6. Sasaki M, Shibata E, Kanbara Y, Ehara S: Enhancement effects and relaxivities of gadolinium-DTPA at 1.5 versus 3 Tesla: a phantom study. Magn Reson Med Sci MRMS Off J Jpn Soc Magn Reson Med 2005; 4:145–149.

7. Lutti A, Stadler J, Josephs O, et al.: Robust and fast whole brain mapping of the RF transmit field B1 at 7T. PloS One 2012; 7:e32379.

8. Lorio S, Kherif F, Ruef A, et al.: Neurobiological origin of spurious brain morphological changes: A quantitative MRI study. Hum Brain Mapp 2016; 37:1801–1815.

9. Weiskopf N, Callaghan MF, Josephs O, Lutti A, Mohammadi S: Estimating the apparent transverse relaxation time (R2*) from images with different contrasts (ESTATICS) reduces motion artifacts. Front Neurosci 2014; 8.

10. Preibisch C, Deichmann R: Influence of RF spoiling on the stability and accuracy of T1 mapping based on spoiled FLASH with varying flip angles. Magn Reson Med Off J Soc Magn Reson Med Soc Magn Reson Med 2009; 61:125–135.

Figures

Figure1:Workflow and signal equation for multi-contrast PD estimation. The signal (S) of FLASH multi-echo PDw, T1w, and MTw images was combined and corrected for R2* relaxation. The resulting images were corrected for R1 and inhomogeneity in the transmit magnetic field (B1+) by computing voxel-wise the steady state (ST) term. MTw images were corrected for magnetisation saturation (MT) term. This led to three maps representing the signal amplitude common to the three FLASH datasets. The mean of the three images was corrected for the receiver profile (RP) using N4ITK, and scaled using the median signal of the external calibration object (C).

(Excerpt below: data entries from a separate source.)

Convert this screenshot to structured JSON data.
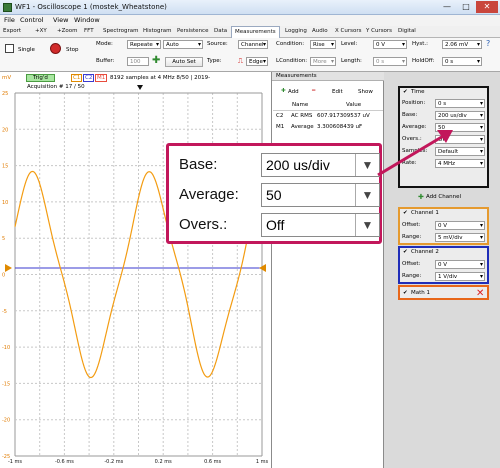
{
  "window": {
    "title": "WF1 - Oscilloscope 1 (mostek_Wheatstone)",
    "min": "—",
    "max": "□",
    "close": "✕"
  },
  "menu": {
    "file": "File",
    "control": "Control",
    "view": "View",
    "window": "Window"
  },
  "tabs": [
    "Export",
    "+XY",
    "+Zoom",
    "FFT",
    "Spectrogram",
    "Histogram",
    "Persistence",
    "Data",
    "Measurements",
    "Logging",
    "Audio",
    "X Cursors",
    "Y Cursors",
    "Digital"
  ],
  "ribbon": {
    "single": "Single",
    "stop": "Stop",
    "mode_label": "Mode:",
    "mode_value": "Repeate",
    "mode_value2": "Auto",
    "buffer_label": "Buffer:",
    "buffer_value": "100",
    "autoset": "Auto Set",
    "source_label": "Source:",
    "source_value": "Channel",
    "type_label": "Type:",
    "type_value": "Edge",
    "condition_label": "Condition:",
    "condition_value": "Rise",
    "lcondition_label": "LCondition:",
    "lcondition_value": "More",
    "level_label": "Level:",
    "level_value": "0 V",
    "length_label": "Length:",
    "length_value": "0 s",
    "hyst_label": "Hyst.:",
    "hyst_value": "2.06 mV",
    "holdoff_label": "HoldOff:",
    "holdoff_value": "0 s"
  },
  "scope": {
    "trig": "Trig'd",
    "c1": "C1",
    "c2": "C2",
    "m1": "M1",
    "samples": "8192 samples at 4 MHz 8/50 | 2019-",
    "acq": "Acquisition # 17 / 50",
    "volt_unit": "mV",
    "yticks": [
      "25",
      "20",
      "15",
      "10",
      "5",
      "0",
      "-5",
      "-10",
      "-15",
      "-20",
      "-25"
    ],
    "xticks": [
      "-1 ms",
      "-0.6 ms",
      "-0.2 ms",
      "0.2 ms",
      "0.6 ms",
      "1 ms"
    ]
  },
  "measurements": {
    "title": "Measurements",
    "add": "Add",
    "edit": "Edit",
    "show": "Show",
    "col_name": "Name",
    "col_value": "Value",
    "rows": [
      {
        "ch": "C2",
        "name": "AC RMS",
        "value": "607.917309537 uV"
      },
      {
        "ch": "M1",
        "name": "Average",
        "value": "3.300608439 uF"
      }
    ]
  },
  "time": {
    "title": "Time",
    "position_label": "Position:",
    "position_value": "0 s",
    "base_label": "Base:",
    "base_value": "200 us/div",
    "average_label": "Average:",
    "average_value": "50",
    "overs_label": "Overs.:",
    "overs_value": "Off",
    "samples_label": "Samples:",
    "samples_value": "Default",
    "rate_label": "Rate:",
    "rate_value": "4 MHz"
  },
  "add_channel": "Add Channel",
  "channel1": {
    "title": "Channel 1",
    "offset_label": "Offset:",
    "offset_value": "0 V",
    "range_label": "Range:",
    "range_value": "5 mV/div"
  },
  "channel2": {
    "title": "Channel 2",
    "offset_label": "Offset:",
    "offset_value": "0 V",
    "range_label": "Range:",
    "range_value": "1 V/div"
  },
  "math1": {
    "title": "Math 1"
  },
  "zoom": {
    "base_label": "Base:",
    "base_value": "200 us/div",
    "average_label": "Average:",
    "average_value": "50",
    "overs_label": "Overs.:",
    "overs_value": "Off"
  },
  "colors": {
    "c1": "#f39c12",
    "c2": "#3a3acf",
    "m1": "#e84c3d",
    "accent": "#c2175b"
  }
}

Figure 2: (a,c) Example of multi-contrast PD map estimated using data acquired with 20 channel (ch) (a) and 64 channel (c) coil. Each row displays the PD map corrected for RP sensitivity using a different number of N4ITK consecutive iterations (one to ten). (b,d) PD changes between different numbers of N4ITK iterations for the 20ch (b) and the 64ch (d) datasets. Each row displays the spatial changes between consecutive numbers of iterations. (e) Difference between the multi-contrast PD maps acquired with the 20ch and 64ch coils for each number of N4ITK iterations used for the RP removal.

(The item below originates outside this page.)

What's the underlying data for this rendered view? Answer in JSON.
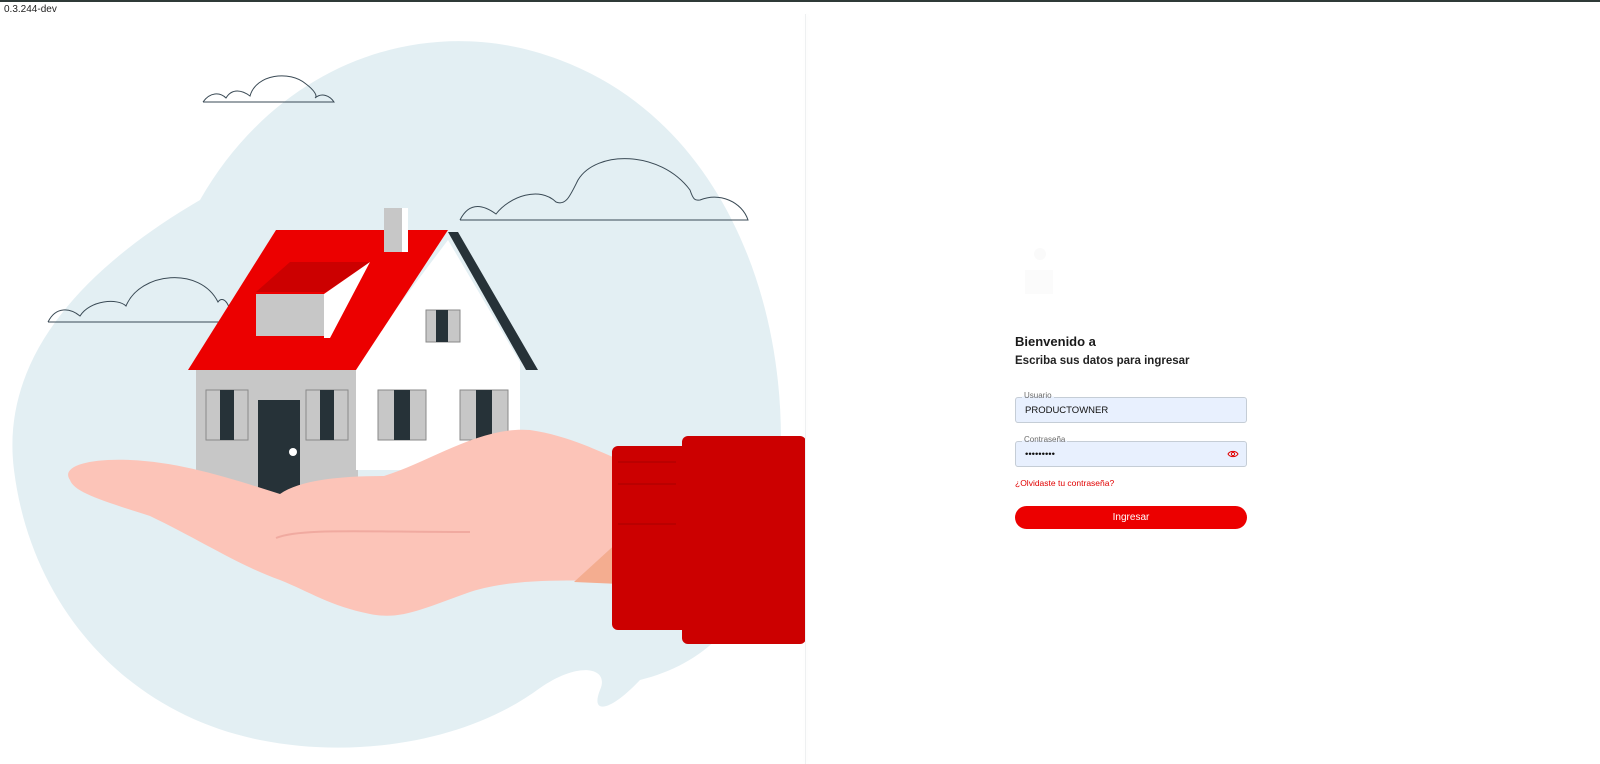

Figure 3: (a) Root mean square (RMS) of the PD changes between different numbers of consecutive N4ITK iterations for the 20 channel (ch) coil data in three healthy subjects. (b) RMS of the PD changes between different numbers of consecutive N4ITK iterations for the 64 channel coil data of three healthy subjects. (c) RMS of the PD changes between the 20 channel coil dataset and the 64 channel coil one for each iteration of N4ITK in three healthy subjects.